Considering that the South did as well as it did early on without the direct help of the British Empire, I would argue that if the Brits had joined with the Rebels from the beginning, the south could have won.And here comes “But Captain Confederacy, the USA is just too powerful and cannot be defeated, it has historical plot armor that cannot be tarnished until Vietnam…oh and logistics!” hold up Bucky let’s think about this for a second…The question does not posit when the British help arrives. If it’s after a successful battle of Gettysburg, which Lee was playing for, then admittedly it makes a much less of an impact then if they join together right after Bull Run (though I’d argue they could win that as well).If the British enter the American civil war early, they can provide the South with everything they are desperately lacking.

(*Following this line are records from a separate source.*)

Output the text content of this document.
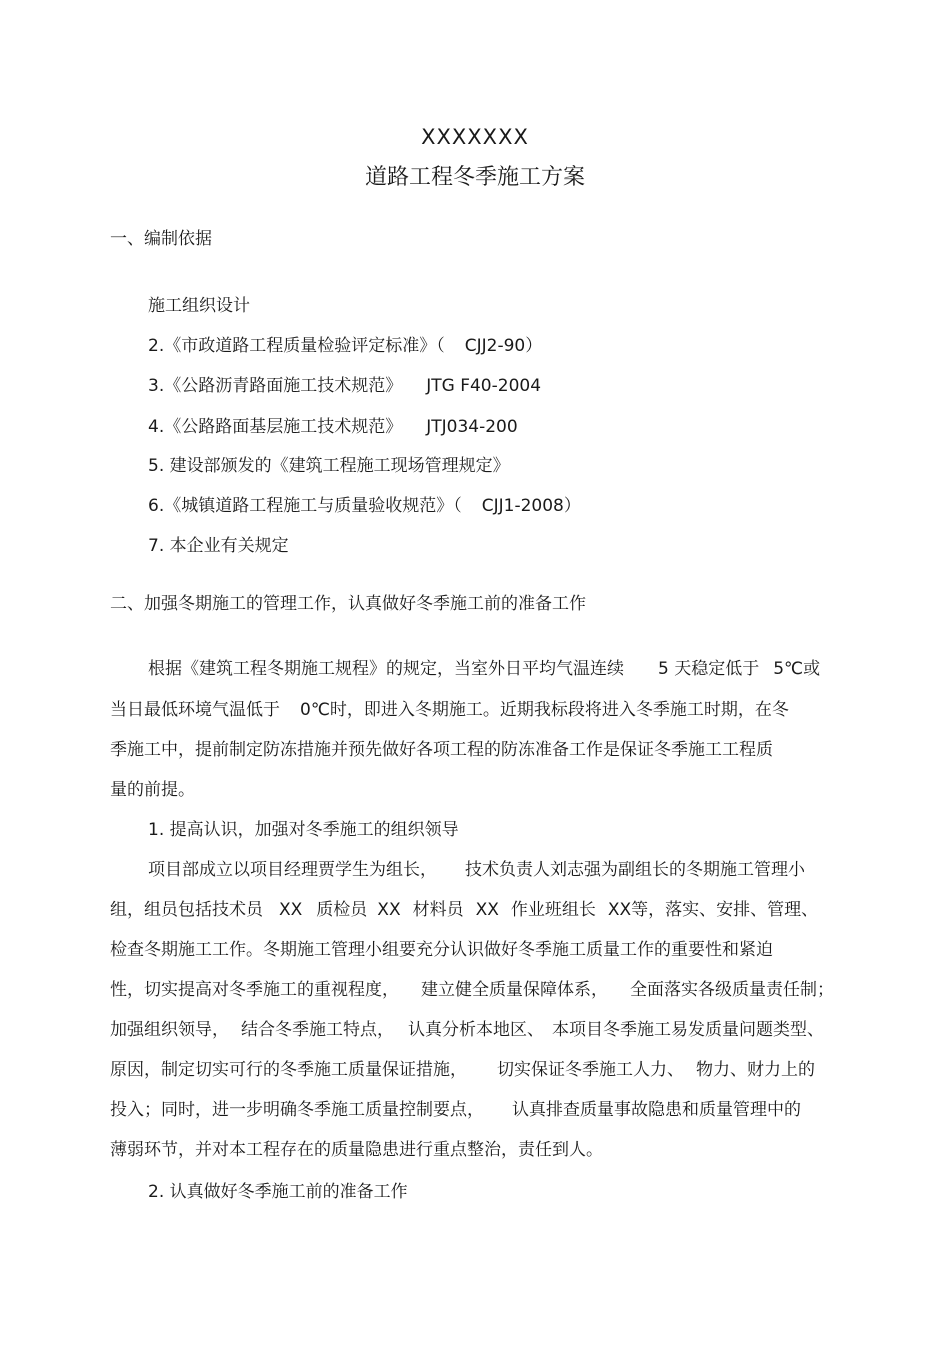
XXXXXXX
道路工程冬季施工方案
一、编制依据
施工组织设计
2.《市政道路工程质量检验评定标准》（ CJJ2-90）
3.《公路沥青路面施工技术规范》 JTG F40-2004
4.《公路路面基层施工技术规范》 JTJ034-200
5. 建设部颁发的《建筑工程施工现场管理规定》
6.《城镇道路工程施工与质量验收规范》（ CJJ1-2008）
7. 本企业有关规定
二、加强冬期施工的管理工作，认真做好冬季施工前的准备工作
根据《建筑工程冬期施工规程》的规定，当室外日平均气温连续 5 天稳定低于 5℃或
当日最低环境气温低于 0℃时，即进入冬期施工。近期我标段将进入冬季施工时期，在冬
季施工中，提前制定防冻措施并预先做好各项工程的防冻准备工作是保证冬季施工工程质
量的前提。
1. 提高认识，加强对冬季施工的组织领导
项目部成立以项目经理贾学生为组长， 技术负责人刘志强为副组长的冬期施工管理小
组，组员包括技术员 XX 质检员 XX 材料员 XX 作业班组长 XX等，落实、安排、管理、
检查冬期施工工作。冬期施工管理小组要充分认识做好冬季施工质量工作的重要性和紧迫
性，切实提高对冬季施工的重视程度， 建立健全质量保障体系， 全面落实各级质量责任制；
加强组织领导， 结合冬季施工特点， 认真分析本地区、 本项目冬季施工易发质量问题类型、
原因，制定切实可行的冬季施工质量保证措施， 切实保证冬季施工人力、 物力、财力上的
投入；同时，进一步明确冬季施工质量控制要点， 认真排查质量事故隐患和质量管理中的
薄弱环节，并对本工程存在的质量隐患进行重点整治，责任到人。
2. 认真做好冬季施工前的准备工作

A fleet, arms and ammunition. Even if they only land a token force in Canada and play defense, it’s enough to turn the tide of war.In 1861 the British had 53 steam ships of the line. The USN has 0. They simply would have swept the Union Blockade from southern waters and reversed the anaconda plan. This would have the added benefit of keeping southern ports open to trade, preventing the fall of New Orleans and the entire Mississippi valley campaign. It’s the war of 1812 but with the British in New Orleans, heading North.If Lee just does “Lee” up until 1863 the south wins this war. Maybe he gets his Cannae with a better equipped army and Naval support. Even if he doesn’t, there would be tremendous pressure on Lincoln to simply let the south go as American trade would be cut off and its manpower divided between a two front war.Instead of taking Vicksburg, Grant would likely be stationed along the Great Lakes fighting either a defensive or offensive war with British Troops in Canada and Sherman never gets his chance to march to the sea, well unless it’s a prisoner march to Royal Navy ships anchored off shore…Thus I think the south wins its independence in this scenario on the back of British Naval power, arms and ammunition. Though how independent they would be given that intervention and now a trade dependence would remain to be seen.